Chinese FX reserves did something that hasn’t been seen in eight months in February.
According to the People’s Bank of China (PBoC), reserves lifted by $US6.92 billion to $US3.005 trillion during the month.
That came as a surprise to economists who were expecting a further decline of $US25 billion, and a reversal on the $US12.3 billion decrease reported in January.
Over the course of 2016, China’s total FX reserves fell by $US320 billion, the largest annual drop since 1994.
That was partially driven by a rampant US dollar which gained 6.5% against the Chinese yuan, leading to a sharp increase in capital outflows as investors looked to protect against further yuan weakness.
Despite the recent reversal, Wei Li, China and Asia economist at the Commonwealth Bank, said that outflows likely totalled $US40 billion in February.

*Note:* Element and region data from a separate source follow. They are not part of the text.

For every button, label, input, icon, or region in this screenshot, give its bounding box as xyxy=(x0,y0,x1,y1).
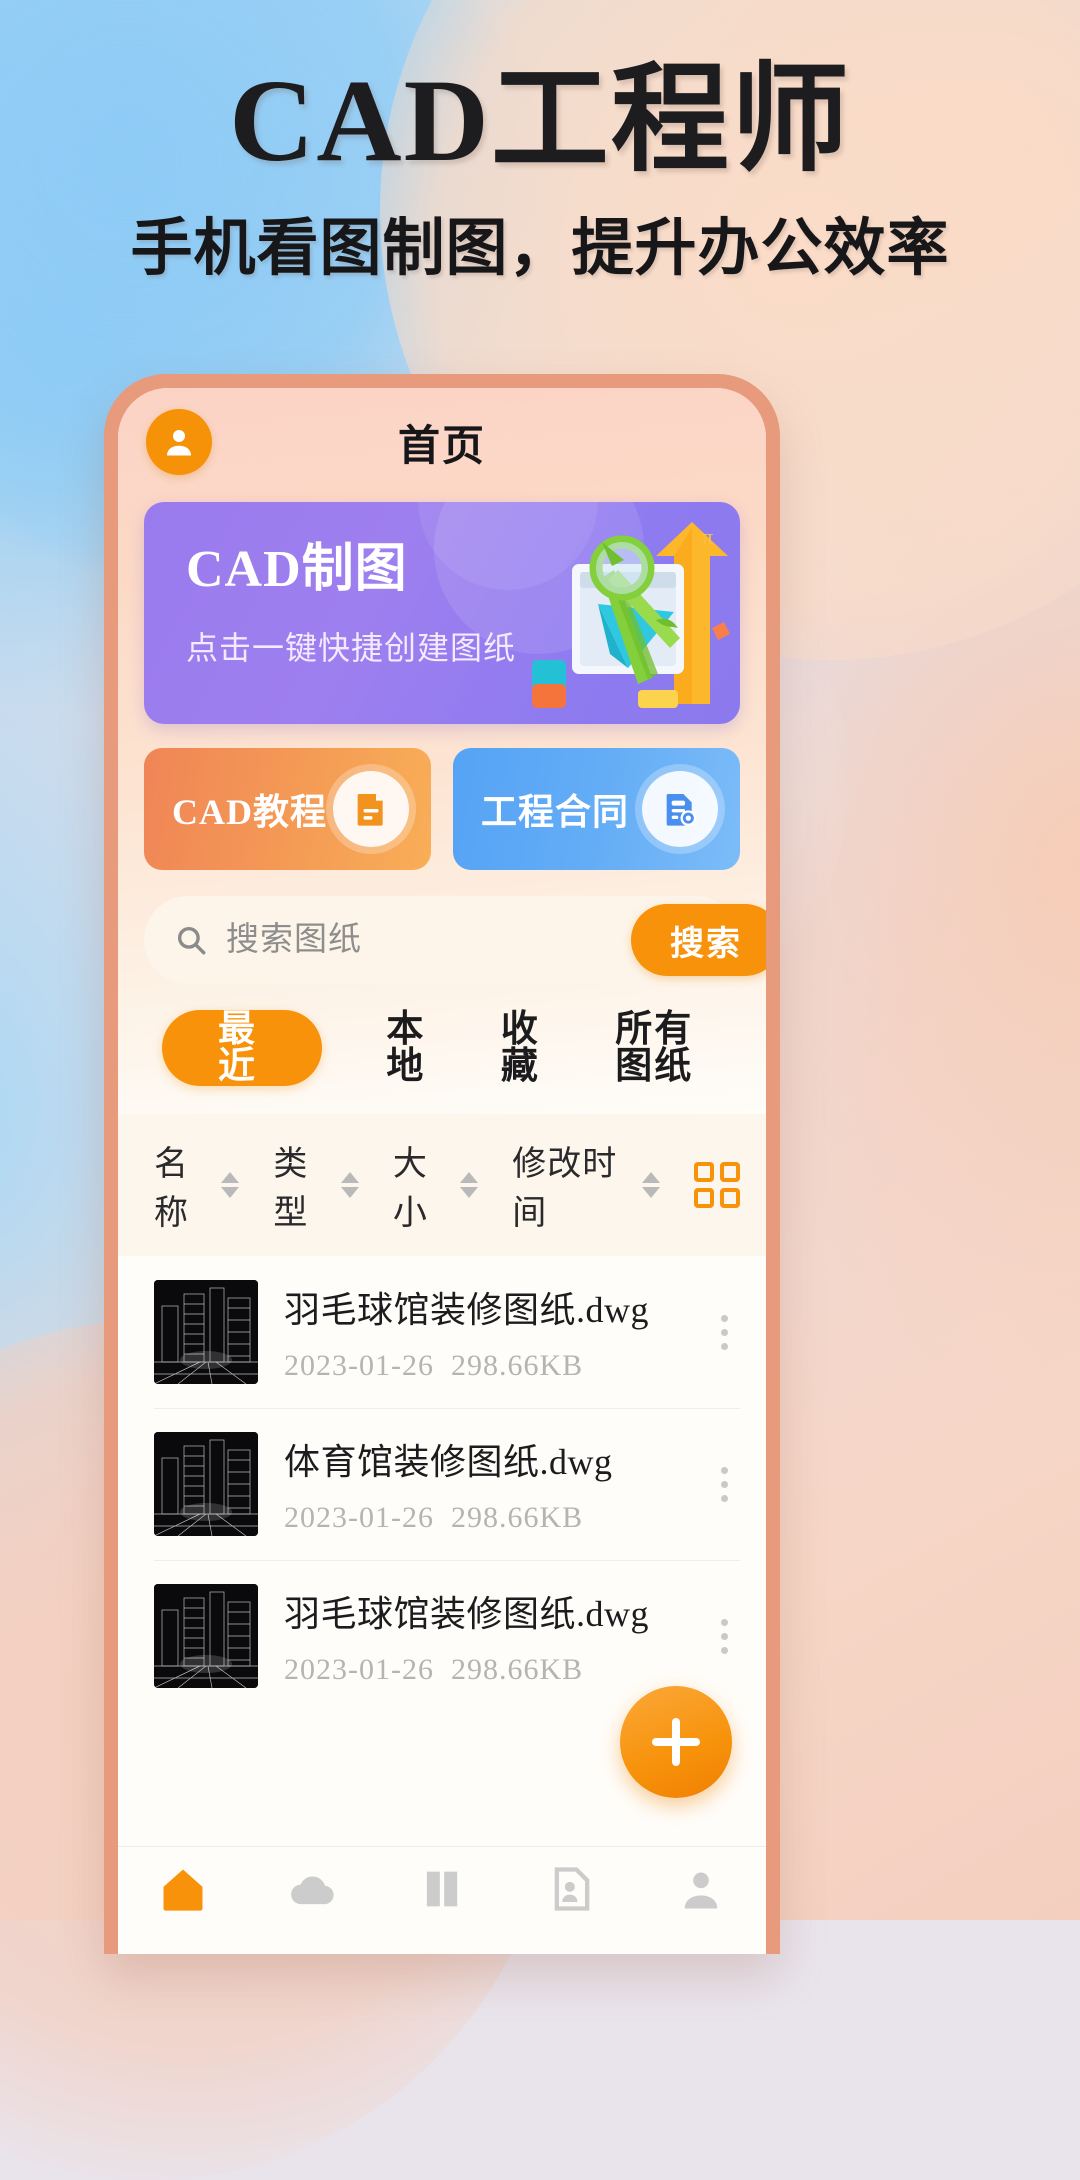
cloud-icon xyxy=(291,1876,334,1905)
column-header-label: 类型 xyxy=(273,1146,309,1232)
search-icon xyxy=(174,923,208,957)
grid-view-icon[interactable] xyxy=(694,1162,740,1208)
tab-recent[interactable]: 最近 xyxy=(162,1010,323,1086)
cad-wireframe-thumbnail xyxy=(154,1280,258,1384)
file-date: 2023-01-26 xyxy=(284,1653,434,1686)
file-size: 298.66KB xyxy=(450,1501,584,1534)
more-vertical-icon[interactable] xyxy=(709,1461,740,1508)
feature-card-row: CAD教程 工程合同 xyxy=(118,724,766,870)
tab-local[interactable]: 本地 xyxy=(358,1011,462,1085)
tab-favorites[interactable]: 收藏 xyxy=(473,1011,577,1085)
page-subtitle: 手机看图制图，提升办公效率 xyxy=(130,215,950,283)
cad-wireframe-thumbnail xyxy=(154,1584,258,1688)
feature-card-engineering-contract[interactable]: 工程合同 xyxy=(453,748,740,870)
file-user-icon xyxy=(554,1867,589,1911)
phone-screen: 首页 CAD制图 点击一键快捷创建图纸 π CAD教程 工程合同 搜索图纸 搜索… xyxy=(118,388,766,1954)
feature-card-label: CAD教程 xyxy=(172,792,327,832)
feature-card-label: 工程合同 xyxy=(481,792,630,832)
nav-item-cloud[interactable] xyxy=(248,1863,378,1915)
home-icon xyxy=(163,1869,203,1911)
sort-arrows-icon xyxy=(641,1172,660,1198)
file-table-header: 名称 类型 大小 修改时间 xyxy=(118,1114,766,1256)
poster-headline-block: CAD工程师 手机看图制图，提升办公效率 xyxy=(0,55,1080,283)
sort-arrows-icon xyxy=(340,1172,359,1198)
search-input[interactable] xyxy=(208,921,631,959)
bottom-navigation xyxy=(118,1846,766,1954)
column-header-type[interactable]: 类型 xyxy=(273,1136,359,1234)
file-subinfo: 2023-01-26 298.66KB xyxy=(284,1653,683,1687)
app-title: 首页 xyxy=(397,423,486,470)
file-size: 298.66KB xyxy=(450,1653,584,1686)
file-name: 体育馆装修图纸.dwg xyxy=(284,1442,613,1482)
svg-text:π: π xyxy=(702,524,713,549)
file-size: 298.66KB xyxy=(450,1349,584,1382)
sort-arrows-icon xyxy=(460,1172,479,1198)
search-button[interactable]: 搜索 xyxy=(631,904,766,976)
file-list: 羽毛球馆装修图纸.dwg 2023-01-26 298.66KB 体育馆装修图纸… xyxy=(118,1256,766,1712)
book-icon xyxy=(426,1871,458,1907)
screen-top-section: 首页 CAD制图 点击一键快捷创建图纸 π CAD教程 工程合同 搜索图纸 搜索… xyxy=(118,388,766,1114)
user-icon xyxy=(167,430,191,456)
column-header-label: 修改时间 xyxy=(512,1146,618,1232)
file-date: 2023-01-26 xyxy=(284,1349,434,1382)
cad-wireframe-thumbnail xyxy=(154,1432,258,1536)
feature-card-cad-tutorial[interactable]: CAD教程 xyxy=(144,748,431,870)
nav-item-file-user[interactable] xyxy=(507,1863,637,1915)
add-file-button[interactable] xyxy=(620,1686,732,1798)
avatar[interactable] xyxy=(146,409,212,475)
banner-text-block: CAD制图 点击一键快捷创建图纸 xyxy=(186,541,517,666)
file-subinfo: 2023-01-26 298.66KB xyxy=(284,1501,683,1535)
file-date: 2023-01-26 xyxy=(284,1501,434,1534)
page-title: CAD工程师 xyxy=(229,55,851,186)
nav-item-home[interactable] xyxy=(118,1863,248,1915)
document-icon xyxy=(333,771,409,847)
file-list-item[interactable]: 体育馆装修图纸.dwg 2023-01-26 298.66KB xyxy=(118,1408,766,1560)
cad-drawing-banner[interactable]: CAD制图 点击一键快捷创建图纸 π xyxy=(144,502,740,724)
tab-all-drawings[interactable]: 所有图纸 xyxy=(587,1011,740,1085)
column-header-label: 名称 xyxy=(154,1146,189,1232)
file-meta: 羽毛球馆装修图纸.dwg 2023-01-26 298.66KB xyxy=(284,1585,683,1687)
app-header: 首页 xyxy=(118,388,766,496)
phone-mockup: 首页 CAD制图 点击一键快捷创建图纸 π CAD教程 工程合同 搜索图纸 搜索… xyxy=(104,374,780,1954)
column-header-modified-time[interactable]: 修改时间 xyxy=(512,1136,660,1234)
search-bar: 搜索 xyxy=(144,896,766,984)
file-name: 羽毛球馆装修图纸.dwg xyxy=(284,1594,649,1634)
column-header-size[interactable]: 大小 xyxy=(392,1136,479,1234)
more-vertical-icon[interactable] xyxy=(709,1309,740,1356)
more-vertical-icon[interactable] xyxy=(709,1613,740,1660)
file-list-item[interactable]: 羽毛球馆装修图纸.dwg 2023-01-26 298.66KB xyxy=(118,1256,766,1408)
file-name: 羽毛球馆装修图纸.dwg xyxy=(284,1290,649,1330)
banner-subtitle: 点击一键快捷创建图纸 xyxy=(186,630,517,666)
person-icon xyxy=(684,1872,718,1909)
column-header-label: 大小 xyxy=(392,1146,428,1232)
file-meta: 体育馆装修图纸.dwg 2023-01-26 298.66KB xyxy=(284,1433,683,1535)
nav-item-person[interactable] xyxy=(636,1863,766,1915)
sort-arrows-icon xyxy=(221,1172,240,1198)
compass-drawing-illustration: π xyxy=(532,522,730,708)
nav-item-book[interactable] xyxy=(377,1863,507,1915)
file-subinfo: 2023-01-26 298.66KB xyxy=(284,1349,683,1383)
banner-title: CAD制图 xyxy=(186,541,408,598)
file-filter-tabs: 最近 本地 收藏 所有图纸 xyxy=(118,984,766,1108)
column-header-name[interactable]: 名称 xyxy=(154,1136,240,1234)
contract-icon xyxy=(642,771,718,847)
search-section: 搜索 xyxy=(118,870,766,984)
file-meta: 羽毛球馆装修图纸.dwg 2023-01-26 298.66KB xyxy=(284,1281,683,1383)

“According to our estimation, valuation effects, that is changes caused by exchange rate fluctuations and investment returns, resulted in a gain of $US45 billion in China’s FX reserves in February,” says Li.
“On the other hand, the PBoC is expected to have sold $US38 billion in the FX market to prop up the CNY… leading to a net increase of $US7 billion in China’s FX reserves in February.
Li says that outflows have slowed in recent months, helped in part by a 0.8% increase in the yuan against the US dollar this year, tighter capital account controls introduced by China’s State Administration of Foreign Exchange (SAFE) and an improvement in the broader Chinese economy.